What a stupid question. Every large company dealing directly with the public – and this is not just energy companies – is a conspiracy against the public. Four of the UK’s Big 6 are subsidiaries of 4 of the EU’s Big 7 – all of which are struggling financially as a result of a combination of their greed and stupidity, lack of strategic foresight and imbecilic EU and national policies. These four are milking British energy consumers to shore up their parents’ balance sheets. This provides cover for Centrica and SSE to do their own milking. The CEOs of 10 of the EU’s energy behemoths (GdF/Suez, RWE, Eon, Eni, ENEL, Vattenfall, CEZ, Gas Terra, Iberdrola and Gas Natural) have formed a group lobbying the EU and national governments that they’re TBTF.

DG COMP of the EU Commission has the power to investigate the self-serving antics of these behemoths and to impose the structural remedies required – ideally breaking them up in to wholesale and retail businesses.

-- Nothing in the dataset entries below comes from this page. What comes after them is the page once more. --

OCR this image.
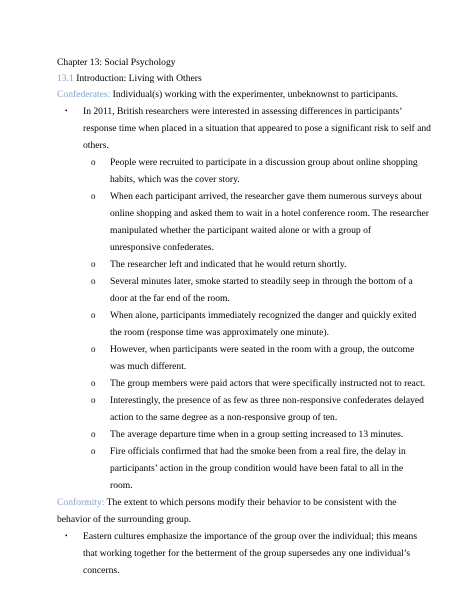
Chapter 13: Social Psychology
13.1 Introduction: Living with Others
Confederates: Individual(s) working with the experimenter, unbeknownst to participants.
• In 2011, British researchers were interested in assessing differences in participants’
response time when placed in a situation that appeared to pose a significant risk to self and
others.
o People were recruited to participate in a discussion group about online shopping
habits, which was the cover story.
o When each participant arrived, the researcher gave them numerous surveys about
online shopping and asked them to wait in a hotel conference room. The researcher
manipulated whether the participant waited alone or with a group of
unresponsive confederates.
o The researcher left and indicated that he would return shortly.
o Several minutes later, smoke started to steadily seep in through the bottom of a
door at the far end of the room.
o When alone, participants immediately recognized the danger and quickly exited
the room (response time was approximately one minute).
o However, when participants were seated in the room with a group, the outcome
was much different.
o The group members were paid actors that were specifically instructed not to react.
o Interestingly, the presence of as few as three non-responsive confederates delayed
action to the same degree as a non-responsive group of ten.
o The average departure time when in a group setting increased to 13 minutes.
o Fire officials confirmed that had the smoke been from a real fire, the delay in
participants’ action in the group condition would have been fatal to all in the
room.
Conformity: The extent to which persons modify their behavior to be consistent with the
behavior of the surrounding group.
• Eastern cultures emphasize the importance of the group over the individual; this means
that working together for the betterment of the group supersedes any one individual’s
concerns.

The European Council, Commission and Parliament need to devise repairs to the EU ETS and to rein in excessive national subsidisation of renewables. The stupid, British-originated system of energy regulation needs reform – as does the equally stupid, again British-originated Entry-Exit pricing of gas transmission capacity. And there must be effective statutory representation of the collective interests of final consumers in regulatory and competition authority proceedings.

There is very little the UK Government (or its agencies) can do unilaterally – except makes things worse. This needs the Government to engage effectively with its EU partners. Not much chance of that happening. Increasing numbers of British energy consumers better get used to freezing in the dark.

If anyone thinks governments – UK or EU – understand business then dream on. They – politicians and civil servants – generally do not have the background or expertise to deal effectively with commercial organisations. Seems a bit bleak? A pity we do not have better-funded consumer organisations to work more effectively on our behalf. It seems that to lobby for change requires money, or the attraction of nice jobs for soon-to-become-ex politicians and beaurocrats. When it seems those “independently” reporting on the case for HS2 also have a financial interest in it going ahead; when parliamentary Committees involve the industries they report on as advisers; when you look at the way they deal incompetently with purchasing; when you look at the dodgy businessmen appointed to sit on Governments boards……..I must be feeling very cynical this morning.

Paul: I think the question was originally intended to instigate a debate.
Judging by your last comments it would appear (and to coin a phrase) “The devil is very much in the detail”. Time to invest in a wood burning stove, and a cache of candles I think!
We definitely need a Plan B if George Osborne fails to come up with a solution on the 5th December. Any suggestions? In any event, I hope Which? and other consumer groups keep the campaign ongoing until he does.